ControlNet icon indicating copy to clipboard operation
ControlNet copied to clipboard

Latent vector input

Open jh27kim opened this issue 1 year ago • 3 comments

The model performs really well, and I would like to further explore its potential benefits in other domains.

When input (latents) is not provided, ControlNet automatically fill in latents with random Gaussian. But I want to generate samples from the input (latent) I provide to the model.

Should I encode input (latents) before providing into the network? (Maybe using VAE as in stable diffusion) Or as an raw image?

I tried to find it in the code but it seems no encoding is performed for input. (Maybe Stable Diffusion API does it) I'm confused since I am getting low quality images when I provide encoded vector of an image as latent.

Any thoughts ?

jh27kim avatar Apr 13 '23 04:04 jh27kim

Hi @jh27kim , are you training a custom ControlNEt? Or you mean for inference?

alelordelo avatar Apr 17 '23 15:04 alelordelo

I'm current using it in inference time. As a matter of a fact, I also wonder how it should be given during training time.

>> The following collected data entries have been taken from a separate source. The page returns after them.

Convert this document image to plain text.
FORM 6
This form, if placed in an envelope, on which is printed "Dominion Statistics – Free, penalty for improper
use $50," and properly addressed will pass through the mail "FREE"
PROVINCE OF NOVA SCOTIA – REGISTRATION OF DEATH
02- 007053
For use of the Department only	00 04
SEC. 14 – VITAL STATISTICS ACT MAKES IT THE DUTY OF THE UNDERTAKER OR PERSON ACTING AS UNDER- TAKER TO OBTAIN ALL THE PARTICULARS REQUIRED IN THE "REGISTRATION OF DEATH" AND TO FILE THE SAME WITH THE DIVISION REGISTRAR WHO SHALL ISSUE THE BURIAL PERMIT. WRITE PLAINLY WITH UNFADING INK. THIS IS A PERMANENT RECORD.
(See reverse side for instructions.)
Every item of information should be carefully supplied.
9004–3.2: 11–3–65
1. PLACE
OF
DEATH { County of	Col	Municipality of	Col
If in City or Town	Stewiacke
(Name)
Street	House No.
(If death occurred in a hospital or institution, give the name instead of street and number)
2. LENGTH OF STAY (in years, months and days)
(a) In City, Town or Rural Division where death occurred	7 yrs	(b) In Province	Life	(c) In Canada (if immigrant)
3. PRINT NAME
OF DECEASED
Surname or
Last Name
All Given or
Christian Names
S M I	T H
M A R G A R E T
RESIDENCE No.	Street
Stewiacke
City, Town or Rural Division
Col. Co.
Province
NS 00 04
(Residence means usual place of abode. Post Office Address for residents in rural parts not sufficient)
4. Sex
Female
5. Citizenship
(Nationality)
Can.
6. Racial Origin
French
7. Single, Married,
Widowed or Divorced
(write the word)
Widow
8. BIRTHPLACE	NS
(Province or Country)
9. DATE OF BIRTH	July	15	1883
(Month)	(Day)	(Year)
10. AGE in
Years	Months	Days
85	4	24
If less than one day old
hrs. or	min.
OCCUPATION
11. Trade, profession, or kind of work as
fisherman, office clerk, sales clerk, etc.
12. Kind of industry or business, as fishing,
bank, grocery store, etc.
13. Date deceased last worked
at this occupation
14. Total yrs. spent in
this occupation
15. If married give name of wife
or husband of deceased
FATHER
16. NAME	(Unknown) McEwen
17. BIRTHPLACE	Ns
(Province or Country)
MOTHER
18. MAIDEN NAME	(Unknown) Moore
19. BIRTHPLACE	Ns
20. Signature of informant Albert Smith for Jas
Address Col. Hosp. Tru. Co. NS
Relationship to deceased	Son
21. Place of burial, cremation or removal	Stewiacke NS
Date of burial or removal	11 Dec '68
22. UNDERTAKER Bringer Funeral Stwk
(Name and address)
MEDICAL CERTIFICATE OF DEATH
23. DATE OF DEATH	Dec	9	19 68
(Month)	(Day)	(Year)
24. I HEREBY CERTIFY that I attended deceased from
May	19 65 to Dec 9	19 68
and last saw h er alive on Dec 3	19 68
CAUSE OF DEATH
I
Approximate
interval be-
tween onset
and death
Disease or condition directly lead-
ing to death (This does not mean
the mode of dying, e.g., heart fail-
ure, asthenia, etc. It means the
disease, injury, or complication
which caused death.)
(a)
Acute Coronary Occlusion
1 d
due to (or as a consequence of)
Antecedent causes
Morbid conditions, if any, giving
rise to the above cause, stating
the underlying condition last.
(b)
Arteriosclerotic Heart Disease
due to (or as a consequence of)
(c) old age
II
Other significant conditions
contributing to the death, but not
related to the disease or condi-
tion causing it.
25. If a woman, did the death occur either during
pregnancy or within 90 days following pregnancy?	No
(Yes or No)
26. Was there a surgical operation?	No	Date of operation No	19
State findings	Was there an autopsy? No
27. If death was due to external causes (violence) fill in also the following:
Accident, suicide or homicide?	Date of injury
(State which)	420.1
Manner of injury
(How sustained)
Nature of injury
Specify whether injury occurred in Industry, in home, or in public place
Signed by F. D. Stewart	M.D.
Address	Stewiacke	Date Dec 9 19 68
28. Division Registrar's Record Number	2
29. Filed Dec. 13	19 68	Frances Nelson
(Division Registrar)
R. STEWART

So my question is should inputs (latent vector) be encoded using StableDiffusion's encoder (vae) prior to ControlNet inference ?

I'm currently encoding an image using Stable Diffusion's vae. Am I using this in an intended way ?

jh27kim avatar Apr 19 '23 01:04 jh27kim

Hi @jh27kim , I feel what you say is related to "inversion" (for example, DDIM inversion). I am also curious about it.

XiaoyuShi97 avatar Apr 20 '23 09:04 XiaoyuShi97